I think Pericles was wrong in his funeral oration.  What makes Athens great is not her government but her gods.  Democracy, however noble and brilliant its conception, is not an object of worship and adoration.  Democracy isn’t everything; no form of government is.  The American playwright Eugene O’Neil once said that no act of democratic legislation can free the human soul.  A sense of koros comes not simply from a humble understanding that everything can be lost in the reversals of life and fortune at home or on the seas.  It comes from the faith that with the gods is anything is possible.  I should be frightened by the figure of Dionysus in the The Bacchae, but instead I find him to be the only ray of hope in the end game of Athenian empire.  The mutilation of Pentheus’s body is scary indeed, but what the Peloponnesian War did to the human body, language, and Athenian values is the most terrifying thing of all.  Civilized humans mutilated the human body on a far greater scale than did Dionysus in the proof of his divinity.  Which military campaign did Dionysus lead?  When did he order the conquest of Sicily?  To follow the Dionysian thrysus is to make love not war.  I don’t believe that Euripides is just trying to highlight that the violence of the gods is to be feared in The Bacchae.
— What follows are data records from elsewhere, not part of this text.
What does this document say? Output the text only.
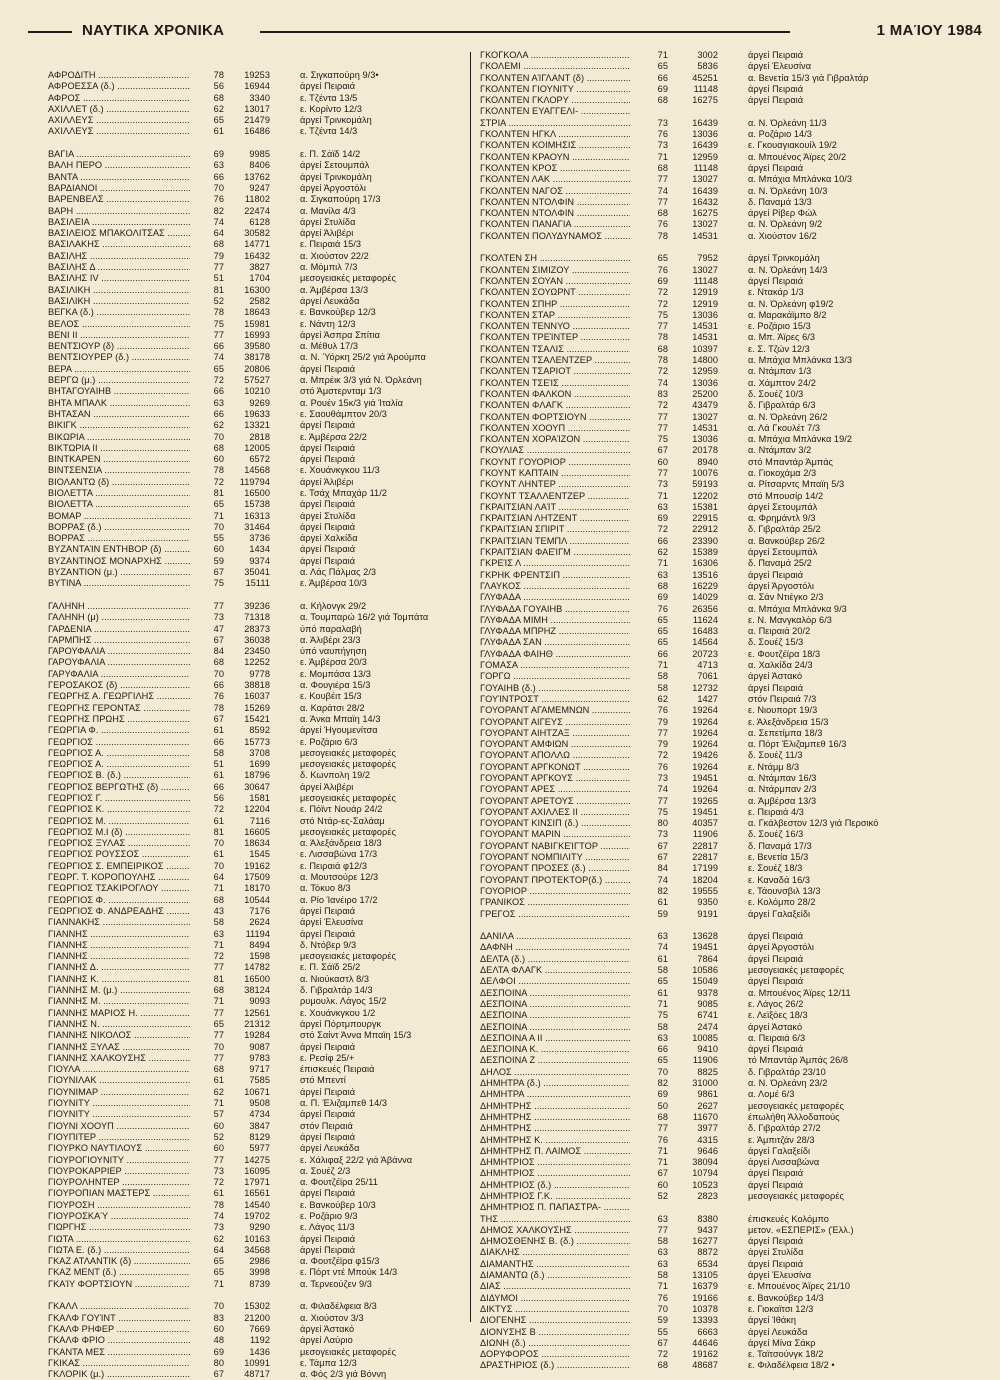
ΝΑΥΤΙΚΑ ΧΡΟΝΙΚΑ	1 ΜΑΊΟΥ 1984
ΑΦΡΟΔΙΤΗ .....	78	19253	α. Σιγκαπούρη 9/3•
ΑΦΡΟΕΣΣΑ (δ.) .....	56	16944	άργεί Πειραιά
ΑΦΡΟΣ .....	68	3340	ε. Τζέντα 13/5
ΑΧΙΛΛΕΤ (δ.) .....	62	13017	ε. Κορίντο 12/3
ΑΧΙΛΛΕΥΣ .....	65	21479	άργεί Τρινκομάλη
ΑΧΙΛΛΕΥΣ .....	61	16486	ε. Τζέντα 14/3
ΒΑΓΙΑ .....	69	9985	ε. Π. Σάϊδ 14/2
ΒΑΛΗ ΠΕΡΟ .....	63	8406	άργεί Σετουμπάλ
ΒΑΝΤΑ .....	66	13762	άργεί Τρινκομάλη
ΒΑΡΔΙΑΝΟΙ .....	70	9247	άργεί Άργοστόλι
ΒΑΡΕΝΒΕΛΣ .....	76	11802	α. Σιγκαπούρη 17/3
ΒΑΡΗ .....	82	22474	α. Μανίλα 4/3
ΒΑΣΙΛΕΙΑ .....	74	6128	άργεί Στυλίδα
ΒΑΣΙΛΕΙΟΣ ΜΠΑΚΟΛΙΤΣΑΣ .....	64	30582	άργεί Άλιβέρι
ΒΑΣΙΛΑΚΗΣ .....	68	14771	ε. Πειραιά 15/3
ΒΑΣΙΛΗΣ .....	79	16432	α. Χιούστον 22/2
ΒΑΣΙΛΗΣ Δ .....	77	3827	α. Μόμπιλ 7/3
ΒΑΣΙΛΗΣ IV .....	51	1704	μεσογειακές μεταφορές
ΒΑΣΙΛΙΚΗ .....	81	16300	α. Άμβέρσα 13/3
ΒΑΣΙΛΙΚΗ .....	52	2582	άργεί Λευκάδα
ΒΕΓΚΑ (δ.) .....	78	18643	ε. Βανκούβερ 12/3
ΒΕΛΟΣ .....	75	15981	ε. Νάντη 12/3
ΒΕΝΙ II .....	77	16993	άργεί Άσπρα Σπίτια
ΒΕΝΤΣΙΟΥΡ (δ) .....	66	39580	α. Μέθυλ 17/3
ΒΕΝΤΣΙΟΥΡΕΡ (δ.) .....	74	38178	α. Ν. Ύόρκη 25/2 γιά Άρούμπα
ΒΕΡΑ .....	65	20806	άργεί Πειραιά
ΒΕΡΓΩ (μ.) .....	72	57527	α. Μπρέικ 3/3 γιά Ν. Όρλεάνη
ΒΗΤΑΓΟΥΑΙΗΒ .....	66	10210	στό Άμστερνταμ 1/3
ΒΗΤΑ ΜΠΑΛΚ .....	63	9269	α. Ρουέν 15κ/3 γιά Ίταλία
ΒΗΤΑΣΑΝ .....	66	19633	ε. Σαουθάμπτον 20/3
ΒΙΚΙΓΚ .....	62	13321	άργεί Πειραιά
ΒΙΚΩΡΙΑ .....	70	2818	ε. Άμβέρσα 22/2
ΒΙΚΤΩΡΙΑ II .....	68	12005	άργεί Πειραιά
ΒΙΝΤΚΑΡΕΝ .....	60	6572	άργεί Πειραιά
ΒΙΝΤΣΕΝΣΙΑ .....	78	14568	ε. Χουάνκγκου 11/3
ΒΙΟΛΑΝΤΩ (δ) .....	72	119794	άργεί Άλιβέρι
ΒΙΟΛΕΤΤΑ .....	81	16500	ε. Τσάχ Μπαχάρ 11/2
ΒΙΟΛΕΤΤΑ .....	65	15738	άργεί Πειραιά
ΒΟΜΑΡ .....	71	16313	άργεί Στυλίδα
ΒΟΡΡΑΣ (δ.) .....	70	31464	άργεί Πειραιά
ΒΟΡΡΑΣ .....	55	3736	άργεί Χαλκίδα
ΒΥΖΑΝΤΑΊΝ ΕΝΤΗΒΟΡ (δ) .....	60	1434	άργεί Πειραιά
ΒΥΖΑΝΤΙΝΟΣ ΜΟΝΑΡΧΗΣ .....	59	9374	άργεί Πειραιά
ΒΥΖΑΝΤΙΟΝ (μ.) .....	67	35041	α. Λάς Πάλμας 2/3
ΒΥΤΙΝΑ .....	75	15111	ε. Άμβέρσα 10/3
ΓΑΛΗΝΗ .....	77	39236	α. Κήλονγκ 29/2
ΓΑΛΗΝΗ (μ) .....	73	71318	α. Τουμπαρώ 16/2 γιά Τομπάτα
ΓΑΡΔΕΝΙΑ .....	47	28373	ύπό παραλαβή
ΓΑΡΜΠΗΣ .....	67	36038	α. Άλιβέρι 23/3
ΓΑΡΟΥΦΑΛΙΑ .....	84	23450	ύπό ναυπήγηση
ΓΑΡΟΥΦΑΛΙΑ .....	68	12252	ε. Άμβέρσα 20/3
ΓΑΡΥΦΑΛΙΑ .....	70	9778	ε. Μομπάσα 13/3
ΓΕΡΟΣΑΚΟΣ (δ) .....	66	38818	α. Φουγιέρα 15/3
ΓΕΩΡΓΗΣ Α. ΓΕΩΡΓΙΛΗΣ .....	76	16037	ε. Κουβέιτ 15/3
ΓΕΩΡΓΗΣ ΓΕΡΟΝΤΑΣ .....	78	15269	α. Καράτσι 28/2
ΓΕΩΡΓΗΣ ΠΡΩΗΣ .....	67	15421	α. Άνκα Μπαϊη 14/3
ΓΕΩΡΓΙΑ Φ. .....	61	8592	άργεί Ήγουμενίτσα
ΓΕΩΡΓΙΟΣ .....	66	15773	ε. Ροζάριο 6/3
ΓΕΩΡΓΙΟΣ Α. .....	58	3708	μεσογειακές μεταφορές
ΓΕΩΡΓΙΟΣ Α. .....	51	1699	μεσογειακές μεταφορές
ΓΕΩΡΓΙΟΣ Β. (δ.) .....	61	18796	δ. Κωνπολη 19/2
ΓΕΩΡΓΙΟΣ ΒΕΡΓΩΤΗΣ (δ) .....	66	30647	άργεί Άλιβέρι
ΓΕΩΡΓΙΟΣ Γ. .....	56	1581	μεσογειακές μεταφορές
ΓΕΩΡΓΙΟΣ Κ. .....	72	12204	ε. Πόϊντ Νουάρ 24/2
ΓΕΩΡΓΙΟΣ Μ. .....	61	7116	στό Ντάρ-ες-Σαλάαμ
ΓΕΩΡΓΙΟΣ Μ.Ι (δ) .....	81	16605	μεσογειακές μεταφορές
ΓΕΩΡΓΙΟΣ ΞΥΛΑΣ .....	70	18634	α. Άλεξάνδρεια 18/3
ΓΕΩΡΓΙΟΣ ΡΟΥΣΣΟΣ .....	61	1545	ε. Λισσαβώνα 17/3
ΓΕΩΡΓΙΟΣ Σ. ΕΜΠΕΙΡΙΚΟΣ .....	70	19162	ε. Πειραιά φ12/3
ΓΕΩΡΓ. Τ. ΚΟΡΟΠΟΥΛΗΣ .....	64	17509	α. Μουτσούρε 12/3
ΓΕΩΡΓΙΟΣ ΤΣΑΚΙΡΟΓΛΟΥ .....	71	18170	α. Τόκυο 8/3
ΓΕΩΡΓΙΟΣ Φ. .....	68	10544	α. Ρίο Ίανέιρο 17/2
ΓΕΩΡΓΙΟΣ Φ. ΑΝΔΡΕΑΔΗΣ .....	43	7176	άργεί Πειραιά
ΓΙΑΝΝΑΚΗΣ .....	58	2624	άργεί Έλευσίνα
ΓΙΑΝΝΗΣ .....	63	11194	άργεί Πειραιά
ΓΙΑΝΝΗΣ .....	71	8494	δ. Ντόβερ 9/3
ΓΙΑΝΝΗΣ .....	72	1598	μεσογειακές μεταφορές
ΓΙΑΝΝΗΣ Δ. .....	77	14782	ε. Π. Σάϊδ 25/2
ΓΙΑΝΝΗΣ Κ. .....	81	16500	α. Νιούκαστλ 8/3
ΓΙΑΝΝΗΣ Μ. (μ.) .....	68	38124	δ. Γιβραλτάρ 14/3
ΓΙΑΝΝΗΣ Μ. .....	71	9093	ρυμουλκ. Λάγος 15/2
ΓΙΑΝΝΗΣ ΜΑΡΙΟΣ Η. .....	77	12561	ε. Χουάνκγκου 1/2
ΓΙΑΝΝΗΣ Ν. .....	65	21312	άργεί Πόρτμπουργκ
ΓΙΑΝΝΗΣ ΝΙΚΟΛΟΣ .....	77	19284	στό Σαίντ Άννα Μπαϊη 15/3
ΓΙΑΝΝΗΣ ΞΥΛΑΣ .....	70	9087	άργεί Πειραιά
ΓΙΑΝΝΗΣ ΧΑΛΚΟΥΣΗΣ .....	77	9783	ε. Ρεσίφ 25/+
ΓΙΟΥΛΑ .....	68	9717	έπισκευές Πειραιά
ΓΙΟΥΝΙΛΑΚ .....	61	7585	στό Μπεντί
ΓΙΟΥΝΙΜΑΡ .....	62	10671	άργεί Πειραιά
ΓΙΟΥΝΙΤΥ .....	71	9508	α. Π. Έλιζαμπεθ 14/3
ΓΙΟΥΝΙΤΥ .....	57	4734	άργεί Πειραιά
ΓΙΟΥΝΙ ΧΟΟΥΠ .....	60	3847	στόν Πειραιά
ΓΙΟΥΠΙΤΕΡ .....	52	8129	άργεί Πειραιά
ΓΙΟΥΡΚΟ ΝΑΥΤΙΛΟΥΣ .....	60	5977	άργεί Λευκάδα
ΓΙΟΥΡΟΓΙΟΥΝΙΤΥ .....	77	14275	ε. Χάλιφαξ 22/2 γιά Άβάννα
ΓΙΟΥΡΟΚΑΡΡΙΕΡ .....	73	16095	α. Σουέζ 2/3
ΓΙΟΥΡΟΛΗΝΤΕΡ .....	72	17971	α. Φουτζέϊρα 25/11
ΓΙΟΥΡΟΠΙΑΝ ΜΑΣΤΕΡΣ .....	61	16561	άργεί Πειραιά
ΓΙΟΥΡΟΣΗ .....	78	14540	ε. Βανκούβερ 10/3
ΓΙΟΥΡΟΣΚΑΎ .....	74	19702	ε. Ροζάριο 9/3
ΓΙΩΡΓΗΣ .....	73	9290	ε. Λάγος 11/3
ΓΙΩΤΑ .....	62	10163	άργεί Πειραιά
ΓΙΩΤΑ Ε. (δ.) .....	64	34568	άργεί Πειραιά
ΓΚΑΖ ΑΤΛΑΝΤΙΚ (δ) .....	65	2986	α. Φουτζέϊρα φ15/3
ΓΚΑΖ ΜΕΝΤ (δ.) .....	65	3998	ε. Πόρτ ντέ Μπούκ 14/3
ΓΚΑΊΥ ΦΟΡΤΣΙΟΥΝ .....	71	8739	α. Τερνεούζεν 9/3
ΓΚΑΛΛ .....	70	15302	α. Φιλαδέλφεια 8/3
ΓΚΑΛΦ ΓΟΥΊΝΤ .....	83	21200	α. Χιούστον 3/3
ΓΚΑΛΦ ΡΗΦΕΡ .....	60	7669	άργεί Άστακό
ΓΚΑΛΦ ΦΡΙΟ .....	48	1192	άργεί Λαύριο
ΓΚΑΝΤΑ ΜΕΣ .....	69	1436	μεσογειακές μεταφορές
ΓΚΙΚΑΣ .....	80	10991	ε. Τάμπα 12/3
ΓΚΛΟΡΙΚ (μ.) .....	67	48717	α. Φός 2/3 γιά Βόννη
ΓΚΟΓΚΟΛΑ .....	71	3002	άργεί Πειραιά
ΓΚΟΛΕΜΙ .....	65	5836	άργεί Έλευσίνα
ΓΚΟΛΝΤΕΝ ΑΊΓΛΑΝΤ (δ) .....	66	45251	α. Βενετία 15/3 γιά Γιβραλτάρ
ΓΚΟΛΝΤΕΝ ΓΙΟΥΝΙΤΥ .....	69	11148	άργεί Πειραιά
ΓΚΟΛΝΤΕΝ ΓΚΛΟΡΥ .....	68	16275	άργεί Πειραιά
ΓΚΟΛΝΤΕΝ ΕΥΑΓΓΕΛΙ- .....
ΣΤΡΙΑ .....	73	16439	α. Ν. Όρλεάνη 11/3
ΓΚΟΛΝΤΕΝ ΗΓΚΛ .....	76	13036	α. Ροζάριο 14/3
ΓΚΟΛΝΤΕΝ ΚΟΙΜΗΣΙΣ .....	73	16439	ε. Γκουαγιακουίλ 19/2
ΓΚΟΛΝΤΕΝ ΚΡΑΟΥΝ .....	71	12959	α. Μπουένος Άϊρες 20/2
ΓΚΟΛΝΤΕΝ ΚΡΟΣ .....	68	11148	άργεί Πειραιά
ΓΚΟΛΝΤΕΝ ΛΑΚ .....	77	13027	α. Μπάχια Μπλάνκα 10/3
ΓΚΟΛΝΤΕΝ ΝΑΓΟΣ .....	74	16439	α. Ν. Όρλεάνη 10/3
ΓΚΟΛΝΤΕΝ ΝΤΟΛΦΙΝ .....	77	16432	δ. Παναμά 13/3
ΓΚΟΛΝΤΕΝ ΝΤΟΛΦΙΝ .....	68	16275	άργεί Ρίβερ Φώλ
ΓΚΟΛΝΤΕΝ ΠΑΝΑΓΙΑ .....	76	13027	α. Ν. Όρλεάνη 9/2
ΓΚΟΛΝΤΕΝ ΠΟΛΥΔΥΝΑΜΟΣ .....	78	14531	α. Χιούστον 16/2
ΓΚΟΛΤΕΝ ΣΗ .....	65	7952	άργεί Τρινκομάλη
ΓΚΟΛΝΤΕΝ ΣΙΜΙΖΟΥ .....	76	13027	α. Ν. Όρλεάνη 14/3
ΓΚΟΛΝΤΕΝ ΣΟΥΑΝ .....	69	11148	άργεί Πειραιά
ΓΚΟΛΝΤΕΝ ΣΟΥΩΡΝΤ .....	72	12919	ε. Ντακάρ 1/3
ΓΚΟΛΝΤΕΝ ΣΠΗΡ .....	72	12919	α. Ν. Όρλεάνη φ19/2
ΓΚΟΛΝΤΕΝ ΣΤΑΡ .....	75	13036	α. Μαρακάϊμπο 8/2
ΓΚΟΛΝΤΕΝ ΤΕΝΝΥΟ .....	77	14531	ε. Ροζάριο 15/3
ΓΚΟΛΝΤΕΝ ΤΡΕΊΝΤΕΡ .....	78	14531	α. Μπ. Άϊρες 6/3
ΓΚΟΛΝΤΕΝ ΤΣΑΛΙΣ .....	68	10397	ε. Σ. Τζών 12/3
ΓΚΟΛΝΤΕΝ ΤΣΑΛΕΝΤΖΕΡ .....	78	14800	α. Μπάχια Μπλάνκα 13/3
ΓΚΟΛΝΤΕΝ ΤΣΑΡΙΟΤ .....	72	12959	α. Ντάμπαν 1/3
ΓΚΟΛΝΤΕΝ ΤΣΕΊΣ .....	74	13036	α. Χάμπτον 24/2
ΓΚΟΛΝΤΕΝ ΦΑΛΚΟΝ .....	83	25200	δ. Σουέζ 10/3
ΓΚΟΛΝΤΕΝ ΦΛΑΓΚ .....	72	43479	δ. Γιβραλτάρ 6/3
ΓΚΟΛΝΤΕΝ ΦΟΡΤΣΙΟΥΝ .....	77	13027	α. Ν. Όρλεάνη 26/2
ΓΚΟΛΝΤΕΝ ΧΟΟΥΠ .....	77	14531	α. Λά Γκουλέτ 7/3
ΓΚΟΛΝΤΕΝ ΧΟΡΑΊΖΟΝ .....	75	13036	α. Μπάχια Μπλάνκα 19/2
ΓΚΟΥΛΙΑΣ .....	67	20178	α. Ντάμπαν 3/2
ΓΚΟΥΝΤ ΓΟΥΟΡΙΟΡ .....	60	8940	στό Μπαντάρ Άμπάς
ΓΚΟΥΝΤ ΚΑΠΤΑΙΝ .....	77	10076	α. Γιοκοχάμα 2/3
ΓΚΟΥΝΤ ΛΗΝΤΕΡ .....	73	59193	α. Ρίτσαρντς Μπαϊη 5/3
ΓΚΟΥΝΤ ΤΣΑΛΛΕΝΤΖΕΡ .....	71	12202	στό Μπουσίρ 14/2
ΓΚΡΑΙΤΣΙΑΝ ΛΑΊΤ .....	63	15381	άργεί Σετουμπάλ
ΓΚΡΑΙΤΣΙΑΝ ΛΗΤΖΕΝΤ .....	69	22915	α. Φρημάντλ 9/3
ΓΚΡΑΙΤΣΙΑΝ ΣΠΙΡΙΤ .....	72	22912	δ. Γιβραλτάρ 25/2
ΓΚΡΑΙΤΣΙΑΝ ΤΕΜΠΛ .....	66	23390	α. Βανκούβερ 26/2
ΓΚΡΑΙΤΣΙΑΝ ΦΑΕΊΓΜ .....	62	15389	άργεί Σετουμπάλ
ΓΚΡΕΊΣ Λ .....	71	16306	δ. Παναμά 25/2
ΓΚΡΗΚ ΦΡΕΝΤΣΙΠ .....	63	13516	άργεί Πειραιά
ΓΛΑΥΚΟΣ .....	68	16229	άργεί Άργοστόλι
ΓΛΥΦΑΔΑ .....	69	14029	α. Σάν Ντιέγκο 2/3
ΓΛΥΦΑΔΑ ΓΟΥΑΙΗΒ .....	76	26356	α. Μπάχια Μπλάνκα 9/3
ΓΛΥΦΑΔΑ ΜΙΜΗ .....	65	11624	ε. Ν. Μανγκαλόρ 6/3
ΓΛΥΦΑΔΑ ΜΠΡΗΖ .....	65	16483	α. Πειραιά 20/2
ΓΛΥΦΑΔΑ ΣΑΝ .....	65	14564	δ. Σουέζ 15/3
ΓΛΥΦΑΔΑ ΦΑΙΗΘ .....	66	20723	ε. Φουτζέϊρα 18/3
ΓΟΜΑΣΑ .....	71	4713	α. Χαλκίδα 24/3
ΓΟΡΓΩ .....	58	7061	άργεί Άστακό
ΓΟΥΑΙΗΒ (δ.) .....	58	12732	άργεί Πειραιά
ΓΟΥΊΝΤΡΟΣΤ .....	62	1427	στόν Πειραιά 7/3
ΓΟΥΟΡΑΝΤ ΑΓΑΜΕΜΝΩΝ .....	76	19264	ε. Νιουπορτ 19/3
ΓΟΥΟΡΑΝΤ ΑΙΓΕΥΣ .....	79	19264	ε. Άλεξάνδρεια 15/3
ΓΟΥΟΡΑΝΤ ΑΙΗΤΖΑΞ .....	77	19264	α. Σεπετίμπα 18/3
ΓΟΥΟΡΑΝΤ ΑΜΦΙΩΝ .....	79	19264	α. Πόρτ Έλιζαμπεθ 16/3
ΓΟΥΟΡΑΝΤ ΑΠΟΛΛΩ .....	72	19426	δ. Σουέζ 11/3
ΓΟΥΟΡΑΝΤ ΑΡΓΚΟΝΩΤ .....	76	19264	ε. Ντάμμ 8/3
ΓΟΥΟΡΑΝΤ ΑΡΓΚΟΥΣ .....	73	19451	α. Ντάμπαν 16/3
ΓΟΥΟΡΑΝΤ ΑΡΕΣ .....	74	19264	α. Ντάρμπαν 2/3
ΓΟΥΟΡΑΝΤ ΑΡΕΤΟΥΣ .....	77	19265	α. Άμβέρσα 13/3
ΓΟΥΟΡΑΝΤ ΑΧΙΛΛΕΣ II .....	75	19451	ε. Πειραιά 4/3
ΓΟΥΟΡΑΝΤ ΚΙΝΣΙΠ (δ.) .....	80	40357	α. Γκάλβεστον 12/3 γιά Περσικό
ΓΟΥΟΡΑΝΤ ΜΑΡΙΝ .....	73	11906	δ. Σουέζ 16/3
ΓΟΥΟΡΑΝΤ ΝΑΒΙΓΚΕΊΓΤΟΡ .....	67	22817	δ. Παναμά 17/3
ΓΟΥΟΡΑΝΤ ΝΟΜΠΙΛΙΤΥ .....	67	22817	ε. Βενετία 15/3
ΓΟΥΟΡΑΝΤ ΠΡΟΣΕΣ (δ.) .....	84	17199	ε. Σουέζ 18/3
ΓΟΥΟΡΑΝΤ ΠΡΟΤΕΚΤΟΡ(δ.) .....	74	18204	ε. Καναδά 16/3
ΓΟΥΟΡΙΟΡ .....	82	19555	ε. Τάουνσβιλ 13/3
ΓΡΑΝΙΚΟΣ .....	61	9350	ε. Κολόμπο 28/2
ΓΡΕΓΟΣ .....	59	9191	άργεί Γαλαξείδι
ΔΑΝΙΛΑ .....	63	13628	άργεί Πειραιά
ΔΑΦΝΗ .....	74	19451	άργεί Άργοστόλι
ΔΕΛΤΑ (δ.) .....	61	7864	άργεί Πειραιά
ΔΕΛΤΑ ΦΛΑΓΚ .....	58	10586	μεσογειακές μεταφορές
ΔΕΛΦΟΙ .....	65	15049	άργεί Πειραιά
ΔΕΣΠΟΙΝΑ .....	61	9378	α. Μπουένος Άϊρες 12/11
ΔΕΣΠΟΙΝΑ .....	71	9085	ε. Λάγος 26/2
ΔΕΣΠΟΙΝΑ .....	75	6741	ε. Λεϊξόες 18/3
ΔΕΣΠΟΙΝΑ .....	58	2474	άργεί Άστακό
ΔΕΣΠΟΙΝΑ Α II .....	63	10085	α. Πειραιά 6/3
ΔΕΣΠΟΙΝΑ Κ. .....	66	9410	άργεί Πειραιά
ΔΕΣΠΟΙΝΑ Ζ .....	65	11906	τό Μπαντάρ Άμπάς 26/8
ΔΗΛΟΣ .....	70	8825	δ. Γιβραλτάρ 23/10
ΔΗΜΗΤΡΑ (δ.) .....	82	31000	α. Ν. Όρλεάνη 23/2
ΔΗΜΗΤΡΑ .....	69	9861	α. Λομέ 6/3
ΔΗΜΗΤΡΗΣ .....	50	2627	μεσογειακές μεταφορές
ΔΗΜΗΤΡΗΣ .....	68	11670	έπωλήθη Άλλοδαπούς
ΔΗΜΗΤΡΗΣ .....	77	3977	δ. Γιβραλτάρ 27/2
ΔΗΜΗΤΡΗΣ Κ. .....	76	4315	ε. Άμπιτζάν 28/3
ΔΗΜΗΤΡΗΣ Π. ΛΑΙΜΟΣ .....	71	9646	άργεί Γαλαξείδι
ΔΗΜΗΤΡΙΟΣ .....	71	38094	άργεί Λισσαβώνα
ΔΗΜΗΤΡΙΟΣ .....	67	10794	άργεί Πειραιά
ΔΗΜΗΤΡΙΟΣ (δ.) .....	60	10523	άργεί Πειραιά
ΔΗΜΗΤΡΙΟΣ Γ.Κ. .....	52	2823	μεσογειακές μεταφορές
ΔΗΜΗΤΡΙΟΣ Π. ΠΑΠΑΣΤΡΑ- .....
ΤΗΣ .....	63	8380	έπισκευές Κολόμπο
ΔΗΜΟΣ ΧΑΛΚΟΥΣΗΣ .....	77	9437	μετον. «ΕΣΠΕΡΙΣ» (Έλλ.)
ΔΗΜΟΣΘΕΝΗΣ Β. (δ.) .....	58	16277	άργεί Πειραιά
ΔΙΑΚΛΗΣ .....	63	8872	άργεί Στυλίδα
ΔΙΑΜΑΝΤΗΣ .....	63	6534	άργεί Πειραιά
ΔΙΑΜΑΝΤΩ (δ.) .....	58	13105	άργεί Έλευσίνα
ΔΙΑΣ .....	71	16379	ε. Μπουένος Άϊρες 21/10
ΔΙΔΥΜΟΙ .....	76	19166	ε. Βανκούβερ 14/3
ΔΙΚΤΥΣ .....	70	10378	ε. Γιοκαϊτσι 12/3
ΔΙΟΓΕΝΗΣ .....	59	13393	άργεί Ίθάκη
ΔΙΟΝΥΣΗΣ Β .....	55	6663	άργεί Λευκάδα
ΔΙΩΝΗ (δ.) .....	67	44646	άργεί Μίνα Σάκρ
ΔΟΡΥΦΟΡΟΣ .....	72	19162	ε. Ταϊτσούνγκ 18/2
ΔΡΑΣΤΗΡΙΟΣ (δ.) .....	68	48687	ε. Φιλαδέλφεια 18/2 •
Rather, he is showing that human disorder and unbelief is far more dangerous than anything the gods can do to us.  A man or woman who seeks divinity with all of his or her heart is more than a man and more than a woman.  To seek the gods is to seek the spiritual source of all order and infinite ecstasy.  To have everything is to know that you can lose everything, but that’s just the beginning.  The true Athenian virtue is neither to be a democrat nor a hero in the glorious pattern of Homer.  It is to seek the shrine of the god and goddess as a humble pilgrim who has suffered into the truth.